With the crazy change in the weather this week we've seen everything from snow, sleet, rain and some just generally miserable weather. Although I believe that coaching with a game sense approach is by far the best way to coach, I think I have found when it doesn't work as well, too.
We had to cancel a high school game yesterday since it snowed in the morning and the weather was at about 4 degrees Celsius for most of the day. The concern was that the athletes would be freezing after doing a full warm-up and then playing the game and that the field would be torn up if we played three rugby games on it in the day. Instead, we decided to do a short, one hour practice that would get the athletes out of the elements in only an hour and would be a high intensity and fast paced practice in order to stay warm.
Brilliantly, not a lot of the athletes dressed for the weather. One would assume, I think, that since the games were not postponed until after student arrived at school that morning that all the athletes would have brought their warm rugby clothing with them. However, that seemed not to be the case! We still have some work to do on that front.
In any case, I don't get a lot of opportunity to coach the guys at the school so we just held a practice for the boys teams. Many of the guys have had only moderate opportunity to actually play and therefore have fairly limited understanding of the game due to rugby being a late entry sport. We often think that telling athletes what to do is a better way for the athletes to learn the game and so far this approach was frustrating for a number of the athletes. However, we need to trust that the players will learn as they play (experiential learning) and that we as coaches must help them recall and highlight what they have learned.

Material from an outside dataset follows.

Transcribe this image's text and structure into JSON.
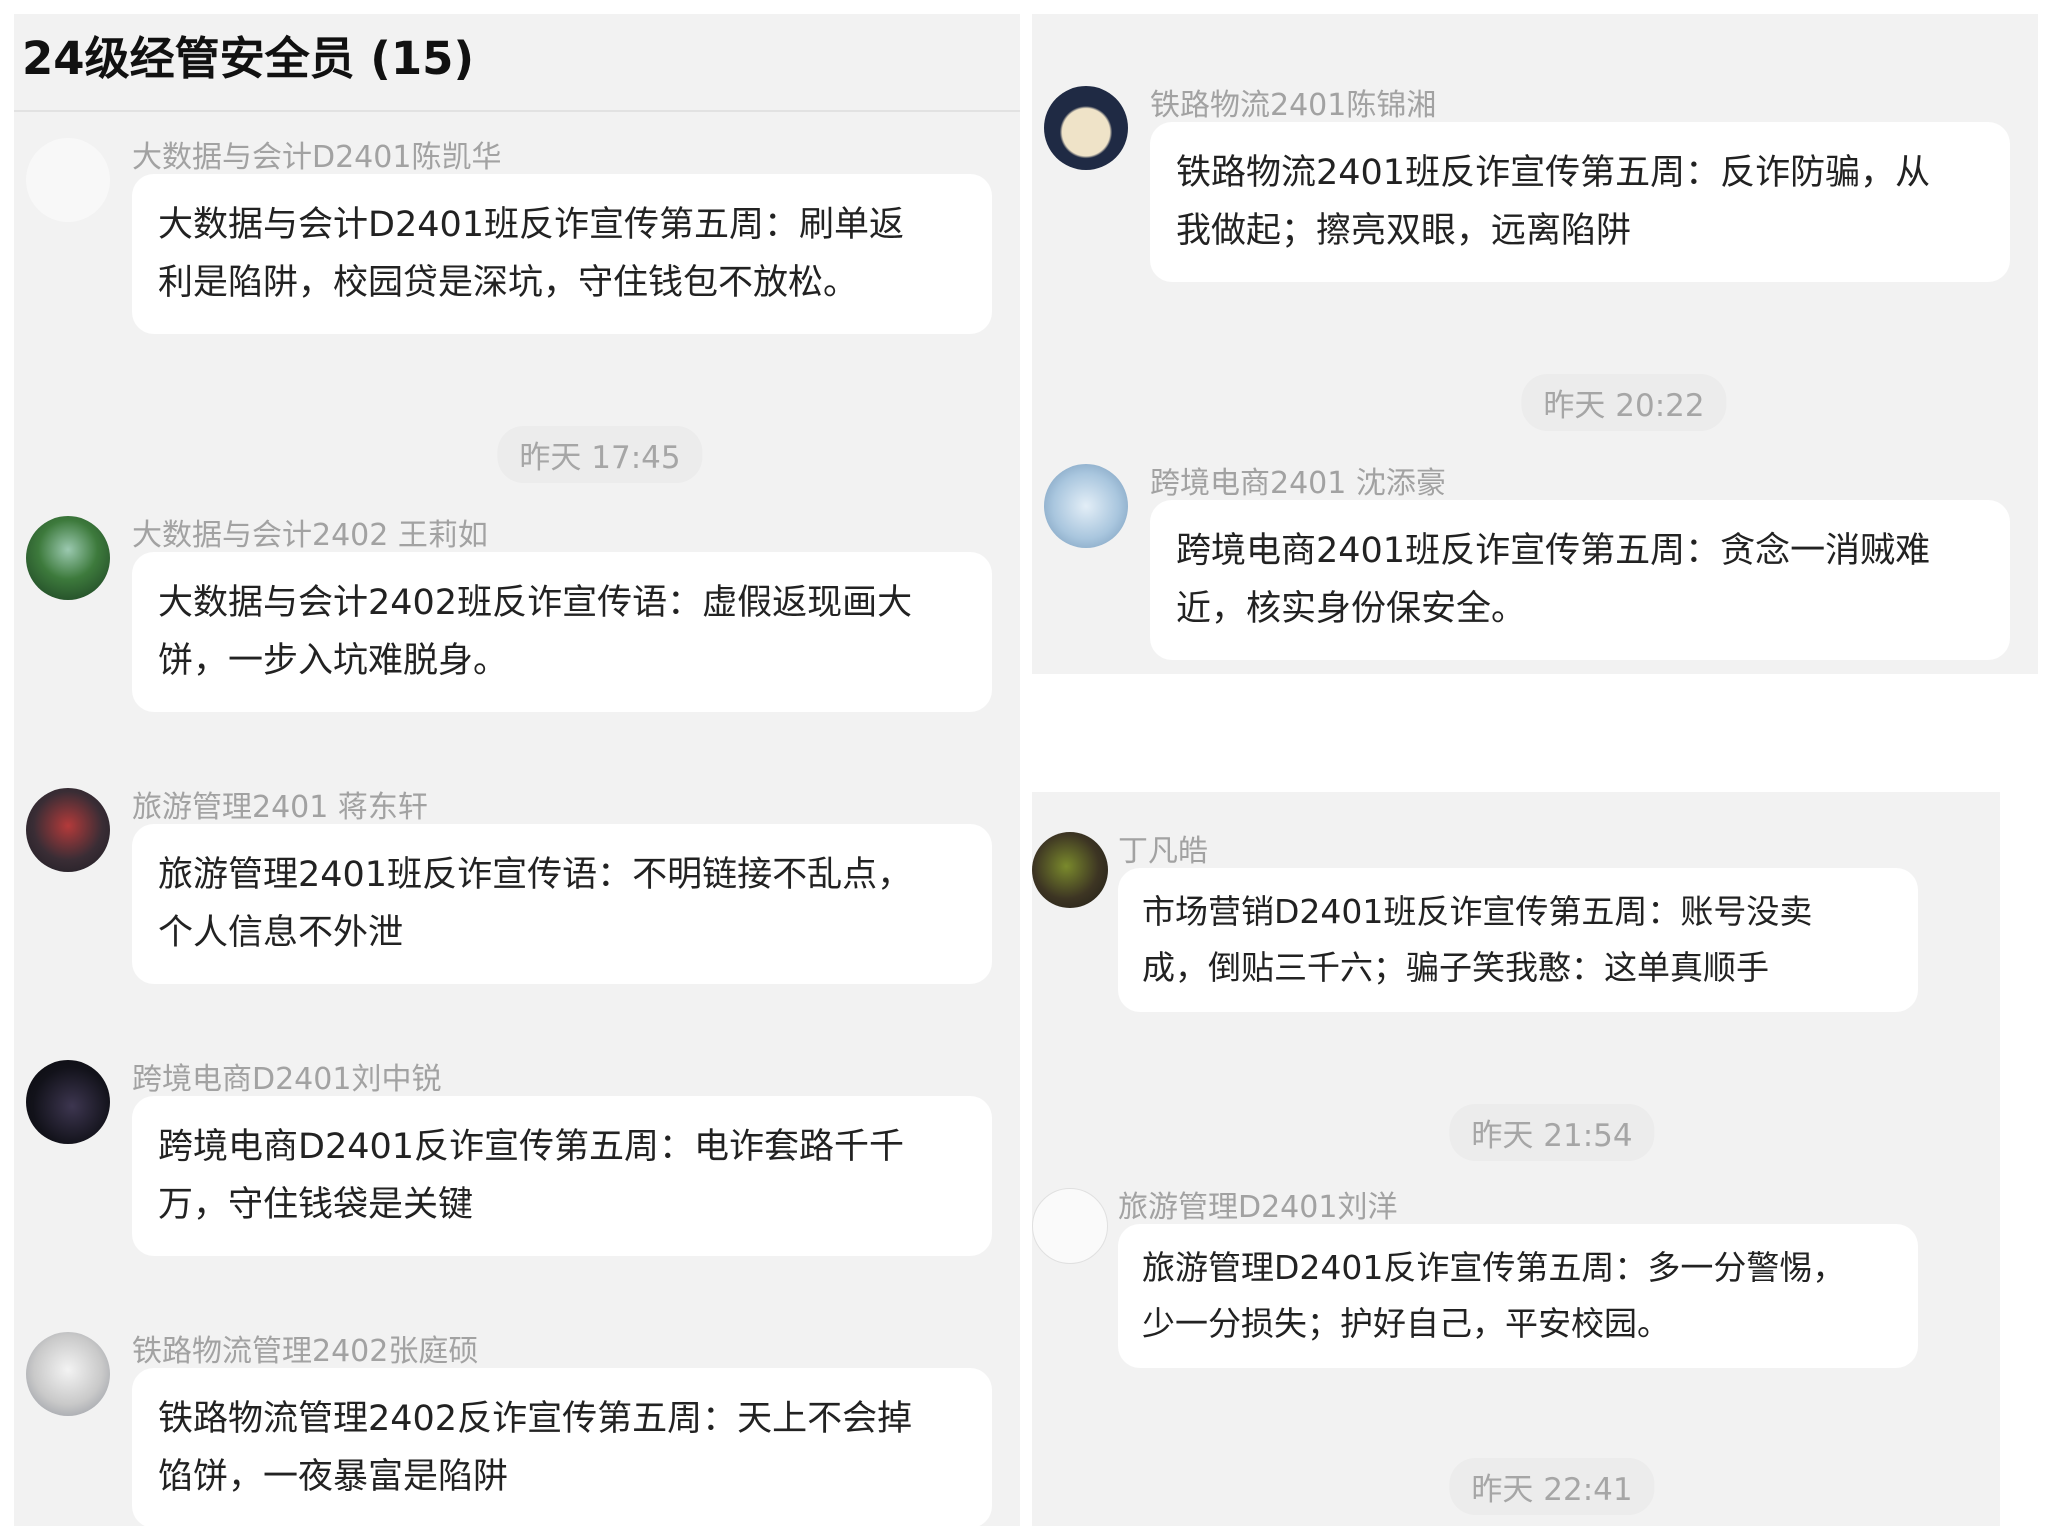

Given the weather, we had to keep the practice moving at all times. I also wanted players to leave with a few key lessons from the time they spent on the field. The two strategies I used were to keep the game moving in the down times (ball out of bounds, knock on) by counting down and to keep the team questioning conversations to VERY brief time intervals (we really talked for 30-90 seconds before going back to the game). To keep the game moving, I had to be quite verbally involved in the practice so by counting down 5, 4, 3, 2, 1 and then saying 'go' the athletes weren't over-thinking what they needed to do, they were just doing it. They were also keeping (marginally) warmer!
When we wanted to make a point, we called the athletes together for a very brief questioning period where we highlighted a few skills throughout the practice. We looked at working together in support distance for offloads, working on when and how to kick strategically and how to maul effectively. All this in a 45 minute practice! That being said, I think that the learning would have been even more effective if we had had more time to question and demonstrate the parts of the whole that the players were missing.

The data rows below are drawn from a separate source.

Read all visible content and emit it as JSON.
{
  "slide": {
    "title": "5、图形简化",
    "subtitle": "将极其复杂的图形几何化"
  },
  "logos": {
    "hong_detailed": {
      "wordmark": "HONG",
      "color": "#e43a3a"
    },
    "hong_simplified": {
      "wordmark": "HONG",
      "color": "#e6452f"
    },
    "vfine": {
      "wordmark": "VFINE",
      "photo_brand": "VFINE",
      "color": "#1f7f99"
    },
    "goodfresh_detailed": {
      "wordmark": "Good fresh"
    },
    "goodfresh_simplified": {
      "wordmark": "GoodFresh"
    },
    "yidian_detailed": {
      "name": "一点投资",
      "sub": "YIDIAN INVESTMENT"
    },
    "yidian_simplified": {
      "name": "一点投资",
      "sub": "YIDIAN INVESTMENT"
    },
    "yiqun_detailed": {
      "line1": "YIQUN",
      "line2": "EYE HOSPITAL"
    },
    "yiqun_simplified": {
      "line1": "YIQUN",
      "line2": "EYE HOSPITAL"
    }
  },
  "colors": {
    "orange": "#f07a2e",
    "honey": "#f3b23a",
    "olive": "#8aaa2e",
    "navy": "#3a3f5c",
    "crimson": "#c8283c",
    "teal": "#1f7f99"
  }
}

In the whole-part-whole sense of games sense coaching, we were really only able to cover the 'whole' and really scratched the surface when it came to the 'part.' I would have preferred to have more time to repeat some of the learning in part before going back to the whole as the learning would have been more clear and solidified for the athletes.
All in all, practice was well done by all athletes even though they were fighting the distraction of the weather through the entire time. I hope that we'll be able to get some more time in better weather soon!